On 2024-09-27 06:36, Lang Yu wrote:
dma_fence_get/put() should be called balanced in
init_kfd_vm() and amdgpu_amdkfd_gpuvm_destroy_cb().
I don't think that's correct. The reference taken in init_kfd_vm is
returned to the caller of amdgpu_amdkfd_gpuvm_acquire_process_vm, which
gets stored in the kfd_process structure. I think it's that caller's
responsibility to drop their reference. I think the real problem is,
that we're creating a new reference for each VM, but the kfd_process
structure is only one per process.
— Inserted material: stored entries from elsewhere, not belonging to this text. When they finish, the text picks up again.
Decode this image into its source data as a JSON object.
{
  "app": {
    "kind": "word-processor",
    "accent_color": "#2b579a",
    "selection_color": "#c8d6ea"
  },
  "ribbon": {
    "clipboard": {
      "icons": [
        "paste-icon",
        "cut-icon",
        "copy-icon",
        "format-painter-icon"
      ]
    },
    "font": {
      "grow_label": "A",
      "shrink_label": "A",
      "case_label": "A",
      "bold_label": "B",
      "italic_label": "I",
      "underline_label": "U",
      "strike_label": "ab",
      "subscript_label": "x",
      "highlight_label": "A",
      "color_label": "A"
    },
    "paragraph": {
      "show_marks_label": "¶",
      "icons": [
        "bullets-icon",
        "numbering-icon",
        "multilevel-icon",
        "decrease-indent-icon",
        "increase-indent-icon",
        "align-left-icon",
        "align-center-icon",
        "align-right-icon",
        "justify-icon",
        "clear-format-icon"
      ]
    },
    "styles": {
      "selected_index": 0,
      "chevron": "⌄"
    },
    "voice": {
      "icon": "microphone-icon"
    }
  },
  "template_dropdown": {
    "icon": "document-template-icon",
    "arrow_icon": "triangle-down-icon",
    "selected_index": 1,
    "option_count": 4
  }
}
So the RCU_INIT_POINTER(p->ef, ef);
in kfd_process_device_init_vm leaks the previous references.
Since we only need to get the eviction fence reference when creating the
first VM, I suggest this fix in kfd_process_device_init_vm:
ret = amdgpu_amdkfd_gpuvm_acquire_process_vm(dev->adev, avm,
&p->kgd_process_info,
- &ef);
+ p->ef ? NULL : &ef);
And in init_kfd_vm:
if (ef)
- *ef = dma_fence_get(&vm->process_info->eviction_fence->base);
+ *ef = dma_fence_get(&vm->process_info->eviction_fence->base);
Regards,
Felix
Fixes: 9a1c1339abf9 ("drm/amdkfd: Run restore_workers on freezable WQs")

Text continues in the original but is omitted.